Ткаченко, как бригадир и инициатор, решил: "во время обеда". Вот и настало время обеда. В маленьком тепляке, сколоченном из толстых досок для сугрева и обеда, все сгрудились вокруг железной печки, а мы, "водочные", устроились в углу. Ткаченко отправился за припрятанной бутылкой — а ее давным-давно и след простыл! Я просто диву давался, когда, как и кто мог незаметно вытащить ее, вроде все на виду были. И как пронюхали-то! А ведь все свои, все соседи по бараку. Вот совесть!

Никак не получалось, что укравшие успели выпить водку. Да и спрятать куда-то далеко не могли — кругом караульные. Молодой энергичный Ткаченко бросился на поиски, видать, загорелось очень выпить. Я вскоре отказался от поисков. Остальные тоже больше делали вид, что ищут, вяло попинывали снег. Один Ткаченко упорно рыскал в тепляке, между бревнами. А ведь нашел-таки в снегу за тепляком. Разлили по кружкам, выпили.

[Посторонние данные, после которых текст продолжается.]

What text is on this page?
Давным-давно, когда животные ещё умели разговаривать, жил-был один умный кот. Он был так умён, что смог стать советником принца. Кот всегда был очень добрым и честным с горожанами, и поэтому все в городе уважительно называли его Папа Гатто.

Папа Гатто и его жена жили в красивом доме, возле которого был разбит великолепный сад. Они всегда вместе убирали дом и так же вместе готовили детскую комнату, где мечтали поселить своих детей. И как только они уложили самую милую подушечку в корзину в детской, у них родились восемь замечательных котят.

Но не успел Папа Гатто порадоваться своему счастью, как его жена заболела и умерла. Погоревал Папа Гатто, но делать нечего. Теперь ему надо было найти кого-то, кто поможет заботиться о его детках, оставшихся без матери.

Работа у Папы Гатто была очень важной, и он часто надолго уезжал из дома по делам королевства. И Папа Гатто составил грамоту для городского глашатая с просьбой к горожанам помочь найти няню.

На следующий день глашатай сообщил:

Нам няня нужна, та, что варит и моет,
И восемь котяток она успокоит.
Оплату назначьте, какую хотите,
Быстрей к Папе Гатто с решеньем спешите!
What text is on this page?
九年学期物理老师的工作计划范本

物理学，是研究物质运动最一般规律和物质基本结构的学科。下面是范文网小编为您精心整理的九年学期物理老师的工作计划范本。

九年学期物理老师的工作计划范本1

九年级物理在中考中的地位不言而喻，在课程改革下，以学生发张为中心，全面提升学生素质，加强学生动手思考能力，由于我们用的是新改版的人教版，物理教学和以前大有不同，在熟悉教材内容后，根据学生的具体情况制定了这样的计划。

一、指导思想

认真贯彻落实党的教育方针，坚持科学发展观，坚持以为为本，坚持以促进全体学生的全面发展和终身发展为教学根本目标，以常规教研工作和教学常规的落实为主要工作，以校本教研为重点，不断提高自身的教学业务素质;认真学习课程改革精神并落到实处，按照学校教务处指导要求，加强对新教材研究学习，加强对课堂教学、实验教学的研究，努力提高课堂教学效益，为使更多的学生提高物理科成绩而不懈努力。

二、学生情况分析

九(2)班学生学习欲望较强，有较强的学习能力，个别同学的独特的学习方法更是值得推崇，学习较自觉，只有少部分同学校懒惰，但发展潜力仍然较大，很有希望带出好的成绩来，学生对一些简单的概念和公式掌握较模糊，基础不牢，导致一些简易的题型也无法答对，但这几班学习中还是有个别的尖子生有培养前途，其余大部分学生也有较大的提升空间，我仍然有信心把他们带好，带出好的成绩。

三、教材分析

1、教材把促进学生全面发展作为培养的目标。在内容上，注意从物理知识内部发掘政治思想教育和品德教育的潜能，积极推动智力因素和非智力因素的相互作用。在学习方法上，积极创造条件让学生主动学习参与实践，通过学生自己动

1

К концу трапезы началась разборка: кто же все-таки украл бутылку. Видимо, водка ударила в голову давно не пивших людей. Обвинение все больше склонялось к Николе Татаринову — с большим сроком за спиной, вороватыми руками и развязным языком. Но тут нашлись ему защитники. Видать, вор тоже был не один. Начался спор, мат все сгущался. Ткаченко вскочил с криком: "Татарин, такой-сякой!" - пнул Татаринова в живот. Заступаясь за того, старший Прищыч схватил огромную железную кувалду. Из нашего круга вскочил молодой парень, когда-то объездивший всю Европу, вплоть до Италии, на велосипеде. В тепляке произошло разделение на два лагеря, назревала драка. Но вмешалась непричастная сторона, ссора быстро угасла.

С тех пор ни разу больше даже не пытались достать водку. А я подумал — будь водки много, непременно случилась бы беда, зарекся больше участвовать в таких делах. В тюрьме что угодно может случиться с человеком по не зависимым от него обстоятельствам, из-за пустяков.